12. The Southern Strategy
Definitely one of the highlights of the book. I had heard of the Southern Strategy only in regards to Nixon, particularly his 1972 campaign. This essay shows how the Southern Strategy (the Republican Party courting disaffectioned Southern Democrats as the national Democrat Party drifted left from the New Deal and Civil Rights) began much earlier, particularly in response to Truman.
13. The Good Protest
This essay looks at how MLK and the non-violent protests of the Civil Rights Era have been simplified and sanitized. While it highlights a more extensive protest movement against segregation, it also skirts around the issue of bad protests (i.e. rioting and looting). There are also some questionable stuff, such as citing a group of students that were asked to name a famous American and the two most common answers were MLK and Rosa Parks. Uh, no - that's not going to a real result under normal circumstances. Maybe if you polled elementary students during Black History Month. Thumbs down.
Admittedly, I'm not a receptive audience for this subject. I find people standing on street corners waving signs and shouting slogans, regardless of what cause they're advocating (and most of the time it's just some random politician running for office) to be a massive nuisance. I don't care if it's a good cause. Same thing with roadside political signs (which tend to multiply and become an eyesore, then half the time don't get picked up after the election). Also people calling or texting me to ask if I will support their candidate. My response is always "no, I'm voting for the other candidate because they haven't called me up and harassed me yet." Same thing with soliciting door to door. In other words, no matter what cause or candidate (or business) you're promoting, even if it's one I agree with, I resent you for any interference in or disruption of my life.

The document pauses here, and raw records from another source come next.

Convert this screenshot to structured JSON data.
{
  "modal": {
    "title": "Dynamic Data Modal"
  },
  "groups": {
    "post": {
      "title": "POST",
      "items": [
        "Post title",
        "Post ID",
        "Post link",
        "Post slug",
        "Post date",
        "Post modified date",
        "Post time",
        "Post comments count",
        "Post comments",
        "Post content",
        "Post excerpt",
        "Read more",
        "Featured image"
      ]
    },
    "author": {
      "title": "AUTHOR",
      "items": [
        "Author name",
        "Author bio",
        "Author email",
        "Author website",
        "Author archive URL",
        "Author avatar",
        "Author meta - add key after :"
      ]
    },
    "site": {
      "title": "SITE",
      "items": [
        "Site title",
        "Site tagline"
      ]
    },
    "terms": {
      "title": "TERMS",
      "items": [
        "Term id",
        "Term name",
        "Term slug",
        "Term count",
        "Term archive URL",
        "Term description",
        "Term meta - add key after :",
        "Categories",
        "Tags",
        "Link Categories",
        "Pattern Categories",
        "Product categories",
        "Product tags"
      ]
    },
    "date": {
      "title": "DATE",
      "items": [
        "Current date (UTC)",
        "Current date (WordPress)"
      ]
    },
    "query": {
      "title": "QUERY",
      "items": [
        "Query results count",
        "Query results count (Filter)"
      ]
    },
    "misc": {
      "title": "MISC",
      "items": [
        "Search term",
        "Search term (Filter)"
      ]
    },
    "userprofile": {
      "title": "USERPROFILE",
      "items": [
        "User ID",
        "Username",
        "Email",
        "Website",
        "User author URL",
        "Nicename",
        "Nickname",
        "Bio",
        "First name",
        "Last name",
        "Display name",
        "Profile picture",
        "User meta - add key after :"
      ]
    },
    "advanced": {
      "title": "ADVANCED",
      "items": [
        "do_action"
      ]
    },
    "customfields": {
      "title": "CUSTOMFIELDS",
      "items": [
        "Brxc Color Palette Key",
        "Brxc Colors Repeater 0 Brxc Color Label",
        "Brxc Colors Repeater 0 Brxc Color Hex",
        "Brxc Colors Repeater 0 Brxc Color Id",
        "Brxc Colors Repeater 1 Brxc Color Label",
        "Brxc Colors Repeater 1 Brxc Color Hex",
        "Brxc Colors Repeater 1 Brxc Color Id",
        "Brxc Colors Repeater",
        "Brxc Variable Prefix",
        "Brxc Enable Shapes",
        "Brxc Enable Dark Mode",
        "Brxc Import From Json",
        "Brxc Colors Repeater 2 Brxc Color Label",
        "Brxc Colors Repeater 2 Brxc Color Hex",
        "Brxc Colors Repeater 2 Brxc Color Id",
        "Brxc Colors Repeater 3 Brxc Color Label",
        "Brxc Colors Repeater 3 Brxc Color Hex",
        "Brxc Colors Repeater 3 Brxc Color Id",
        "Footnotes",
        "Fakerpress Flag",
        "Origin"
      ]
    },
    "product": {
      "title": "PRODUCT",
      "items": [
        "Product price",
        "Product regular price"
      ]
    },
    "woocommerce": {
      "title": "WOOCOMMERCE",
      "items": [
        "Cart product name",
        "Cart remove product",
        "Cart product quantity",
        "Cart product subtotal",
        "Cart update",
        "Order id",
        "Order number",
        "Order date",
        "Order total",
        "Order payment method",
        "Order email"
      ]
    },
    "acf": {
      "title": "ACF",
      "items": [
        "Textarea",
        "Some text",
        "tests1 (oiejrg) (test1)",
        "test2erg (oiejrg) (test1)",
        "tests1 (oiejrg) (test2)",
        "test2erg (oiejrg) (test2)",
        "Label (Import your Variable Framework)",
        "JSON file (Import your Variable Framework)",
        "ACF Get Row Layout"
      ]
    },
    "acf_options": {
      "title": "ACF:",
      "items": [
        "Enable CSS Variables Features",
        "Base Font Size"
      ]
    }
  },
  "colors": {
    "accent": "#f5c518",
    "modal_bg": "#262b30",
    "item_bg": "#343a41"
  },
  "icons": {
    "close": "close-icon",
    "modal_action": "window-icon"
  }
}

How do you spread awareness if you don't call, text, mail, email, knock on doors, hand out flyers, put out signs, or demonstrate? I think ideally I seek out the information on my own time and terms when an election is coming up. Also, we need a way to communicate with our elected officials that wont result in them spamming us in return.
14. White Backlash
The issue here is "white backlash" against Civil Rights. The author argues the concept of "political backlash" only exists with regards to reactionary politics, especially race-based. The essay's implied underlying idea is that reactionary politics don't exist; they're just already existing conservative politics with increased intensity. The author also critiques the media for describing reactionary politics and political backlash by in whites in passive voice and using victim-blaming. While the examples are Reconstruction and Civil Rights, the author misses a perfectly good opportunity to use the 1850s issue of Abolitionists vs Fire Eaters where some modern historians have argued the extremism of the former contributed toward secession.
I eyerolled my way through this one. I disagree with most of the basic premises behind this essay. Literally yesterday there was a political backlash against President Biden because the Chinese balloon wasn't shot down sooner. No, the Civil Rights Act didn't suddenly turn anyone racist, but I'm sure there were plenty of people who were in favor of doing away with schools being all-white or all-black who resented it when their kids were subsequently bused halfway across town instead of attending the nearest school in the name of balancing racial distribution among schools.
Liked: 4
Okay: 5
Disliked: 4
Skipped: 1
Down to the last quarter of the book which I'm trying to finish so I can return it to the library where it's now overdue (but since my library did away with overdue fines I've got no incentive to immediately return it).